Work on increasing incubation time... CHECK
Work on increasing mortality rate... CHECK
Work on better global dispersion methods... CHECK
Luncheon with Bill Gates and Obama...

JohnQPublic
9th July 2012, 12:22 PM
CDC researcher's To Do list:

Work on increasing incubation time... CHECK
Work on increasing mortality rate... CHECK
Work on better global dispersion methods... CHECK
Luncheon with Bill Gates and Obama...

Don't forget breakfast with Bernanke before the luncheon.

Gaillo
9th July 2012, 12:45 PM
Don't forget breakfast with Bernanke before the luncheon.

Nah... that's only if you're about to be nominated as presidential candidate! ;D

Serpo
9th July 2012, 01:39 PM
Where they not experimenting with mosquitoes and malaria over there, BTW Cambodia is a great place.

SLV^GLD
10th July 2012, 05:06 AM
This virus is one scary sob, and if it gets out/breaks out, from where it is and spreads!

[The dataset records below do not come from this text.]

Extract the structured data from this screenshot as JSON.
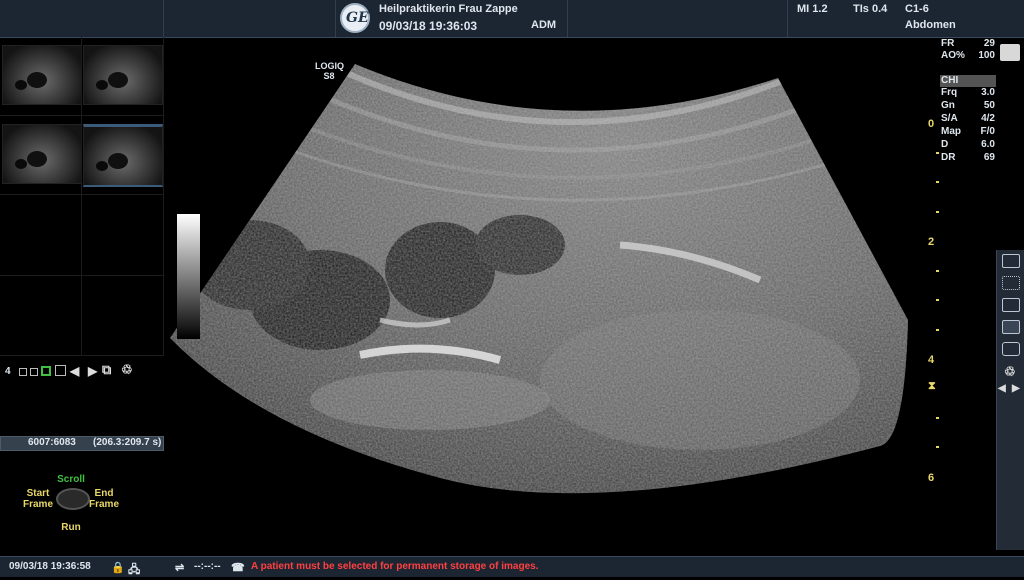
{
  "header": {
    "facility": "Heilpraktikerin Frau Zappe",
    "datetime": "09/03/18 19:36:03",
    "operator": "ADM",
    "mi": "MI 1.2",
    "tis": "TIs 0.4",
    "probe": "C1-6",
    "preset": "Abdomen",
    "logo_text": "GE"
  },
  "probe_label": {
    "line1": "LOGIQ",
    "line2": "S8"
  },
  "params": [
    {
      "k": "FR",
      "v": "29"
    },
    {
      "k": "AO%",
      "v": "100"
    },
    {
      "k": "Frq",
      "v": "3.0"
    },
    {
      "k": "Gn",
      "v": "50"
    },
    {
      "k": "S/A",
      "v": "4/2"
    },
    {
      "k": "Map",
      "v": "F/0"
    },
    {
      "k": "D",
      "v": "6.0"
    },
    {
      "k": "DR",
      "v": "69"
    }
  ],
  "mode": "CHI",
  "depth_labels": [
    "0",
    "2",
    "4",
    "6"
  ],
  "thumbnails": {
    "page_number": "4"
  },
  "cine": {
    "frames": "6007:6083",
    "time": "(206.3:209.7 s)"
  },
  "trackball": {
    "top": "Scroll",
    "left_line1": "Start",
    "left_line2": "Frame",
    "right_line1": "End",
    "right_line2": "Frame",
    "bottom": "Run"
  },
  "status": {
    "datetime": "09/03/18 19:36:58",
    "timer": "--:--:--",
    "message": "A patient must be selected for permanent storage of images."
  },
  "colors": {
    "accent_yellow": "#e8d86a",
    "scroll_green": "#40c040",
    "alert_red": "#ff4040"
  }
}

Garments are the last thing that will be on anyone's mind.

If I understand you correctly you're implying that overseas shipments of goods from Cambodia couldn't possibly be a vector for transmittance of the virus.

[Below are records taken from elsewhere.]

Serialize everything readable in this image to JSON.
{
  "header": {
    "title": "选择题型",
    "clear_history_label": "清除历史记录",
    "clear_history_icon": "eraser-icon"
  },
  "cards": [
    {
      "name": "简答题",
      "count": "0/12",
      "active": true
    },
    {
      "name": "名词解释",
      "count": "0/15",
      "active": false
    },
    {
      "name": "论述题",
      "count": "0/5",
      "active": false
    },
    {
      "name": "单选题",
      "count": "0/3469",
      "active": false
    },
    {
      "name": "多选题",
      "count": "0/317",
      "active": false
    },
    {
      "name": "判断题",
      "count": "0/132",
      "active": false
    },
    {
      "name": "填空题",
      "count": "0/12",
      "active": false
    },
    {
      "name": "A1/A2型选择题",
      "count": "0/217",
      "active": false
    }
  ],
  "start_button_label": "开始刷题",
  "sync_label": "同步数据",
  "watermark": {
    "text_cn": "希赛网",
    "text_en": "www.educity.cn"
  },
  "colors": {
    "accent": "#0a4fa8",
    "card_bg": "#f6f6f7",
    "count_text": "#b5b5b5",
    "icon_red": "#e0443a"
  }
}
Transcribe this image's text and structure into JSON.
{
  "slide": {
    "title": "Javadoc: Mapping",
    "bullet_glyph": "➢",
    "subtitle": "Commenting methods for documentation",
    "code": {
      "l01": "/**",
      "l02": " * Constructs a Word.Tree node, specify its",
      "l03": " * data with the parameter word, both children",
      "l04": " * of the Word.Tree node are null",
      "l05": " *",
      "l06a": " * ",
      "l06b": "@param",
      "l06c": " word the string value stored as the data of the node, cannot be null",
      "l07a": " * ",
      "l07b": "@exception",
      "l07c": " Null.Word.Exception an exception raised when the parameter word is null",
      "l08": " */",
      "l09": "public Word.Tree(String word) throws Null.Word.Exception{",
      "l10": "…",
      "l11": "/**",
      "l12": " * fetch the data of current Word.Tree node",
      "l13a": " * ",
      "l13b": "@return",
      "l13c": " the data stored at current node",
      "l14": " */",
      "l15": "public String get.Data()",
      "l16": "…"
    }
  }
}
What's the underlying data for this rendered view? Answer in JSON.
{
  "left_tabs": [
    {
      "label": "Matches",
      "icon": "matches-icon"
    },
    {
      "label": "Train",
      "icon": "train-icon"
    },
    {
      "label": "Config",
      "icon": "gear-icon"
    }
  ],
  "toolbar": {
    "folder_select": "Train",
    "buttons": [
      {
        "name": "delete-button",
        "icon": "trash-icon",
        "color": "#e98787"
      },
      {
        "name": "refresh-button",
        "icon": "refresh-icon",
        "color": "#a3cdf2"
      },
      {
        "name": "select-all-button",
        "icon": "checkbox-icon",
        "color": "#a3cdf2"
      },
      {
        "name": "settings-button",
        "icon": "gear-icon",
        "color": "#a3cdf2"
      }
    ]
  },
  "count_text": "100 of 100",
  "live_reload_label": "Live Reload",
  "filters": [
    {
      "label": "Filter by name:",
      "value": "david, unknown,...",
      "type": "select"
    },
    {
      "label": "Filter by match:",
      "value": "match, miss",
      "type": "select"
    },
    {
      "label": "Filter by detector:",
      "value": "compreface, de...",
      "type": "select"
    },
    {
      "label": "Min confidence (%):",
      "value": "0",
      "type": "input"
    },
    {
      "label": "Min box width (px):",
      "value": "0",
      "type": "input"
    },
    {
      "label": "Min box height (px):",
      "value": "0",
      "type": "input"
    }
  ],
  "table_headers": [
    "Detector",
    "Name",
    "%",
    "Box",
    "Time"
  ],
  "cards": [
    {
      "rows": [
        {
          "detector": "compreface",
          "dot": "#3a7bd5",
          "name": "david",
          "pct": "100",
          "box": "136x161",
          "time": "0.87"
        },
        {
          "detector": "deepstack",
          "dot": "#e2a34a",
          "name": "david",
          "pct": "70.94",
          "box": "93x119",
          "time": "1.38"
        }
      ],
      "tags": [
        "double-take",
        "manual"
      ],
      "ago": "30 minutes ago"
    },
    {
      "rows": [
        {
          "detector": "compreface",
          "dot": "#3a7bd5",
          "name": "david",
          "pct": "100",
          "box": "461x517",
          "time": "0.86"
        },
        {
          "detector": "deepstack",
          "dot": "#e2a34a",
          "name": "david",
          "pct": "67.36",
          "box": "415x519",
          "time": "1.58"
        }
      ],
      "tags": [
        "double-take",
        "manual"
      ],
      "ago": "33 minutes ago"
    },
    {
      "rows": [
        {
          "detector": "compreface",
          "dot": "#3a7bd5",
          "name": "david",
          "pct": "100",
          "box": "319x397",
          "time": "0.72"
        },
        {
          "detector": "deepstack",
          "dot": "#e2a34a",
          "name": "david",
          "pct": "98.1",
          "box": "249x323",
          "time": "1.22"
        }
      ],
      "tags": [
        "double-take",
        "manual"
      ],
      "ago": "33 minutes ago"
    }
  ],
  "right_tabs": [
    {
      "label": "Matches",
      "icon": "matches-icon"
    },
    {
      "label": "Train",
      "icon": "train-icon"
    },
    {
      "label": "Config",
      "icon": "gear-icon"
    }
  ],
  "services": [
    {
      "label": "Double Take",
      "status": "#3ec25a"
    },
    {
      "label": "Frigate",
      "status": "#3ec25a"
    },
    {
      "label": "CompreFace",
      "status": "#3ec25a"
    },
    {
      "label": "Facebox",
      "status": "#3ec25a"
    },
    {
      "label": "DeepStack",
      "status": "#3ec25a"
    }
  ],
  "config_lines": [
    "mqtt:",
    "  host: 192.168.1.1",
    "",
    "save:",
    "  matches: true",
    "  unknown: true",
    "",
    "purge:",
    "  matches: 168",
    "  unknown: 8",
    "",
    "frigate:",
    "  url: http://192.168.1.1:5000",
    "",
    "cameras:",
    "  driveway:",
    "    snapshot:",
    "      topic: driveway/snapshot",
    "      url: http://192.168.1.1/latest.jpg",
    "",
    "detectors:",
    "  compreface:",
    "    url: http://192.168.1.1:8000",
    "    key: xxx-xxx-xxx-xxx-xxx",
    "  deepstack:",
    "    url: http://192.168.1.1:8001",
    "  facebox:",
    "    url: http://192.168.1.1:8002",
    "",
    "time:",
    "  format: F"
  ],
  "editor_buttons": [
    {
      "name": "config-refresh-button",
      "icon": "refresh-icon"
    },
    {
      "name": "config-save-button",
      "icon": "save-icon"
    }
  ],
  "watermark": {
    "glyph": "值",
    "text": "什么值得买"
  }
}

Or maybe you didn't understand me correctly?

Dogman
10th July 2012, 06:09 AM
If I understand you correctly you're implying that overseas shipments of goods from Cambodia couldn't possibly be a vector for transmittance of the virus.

Or maybe you didn't understand me correctly? I probably did misunderstand. At this point who knows what vectors this thing is taking. But my understanding of viruses is they can not live very long on dry surfaces, and I suspect that clothing and such are shipped dry.

I was taking your post as referring to Cambodia using child labor and sweat shop working conditions, which they do not only in that country but all over that part of the world. And that subject in its self is worthy of its own thread.

Most viruses need a close association (airborne) or direct contact of living carriers/hosts as a transfer vector, as my understanding goes.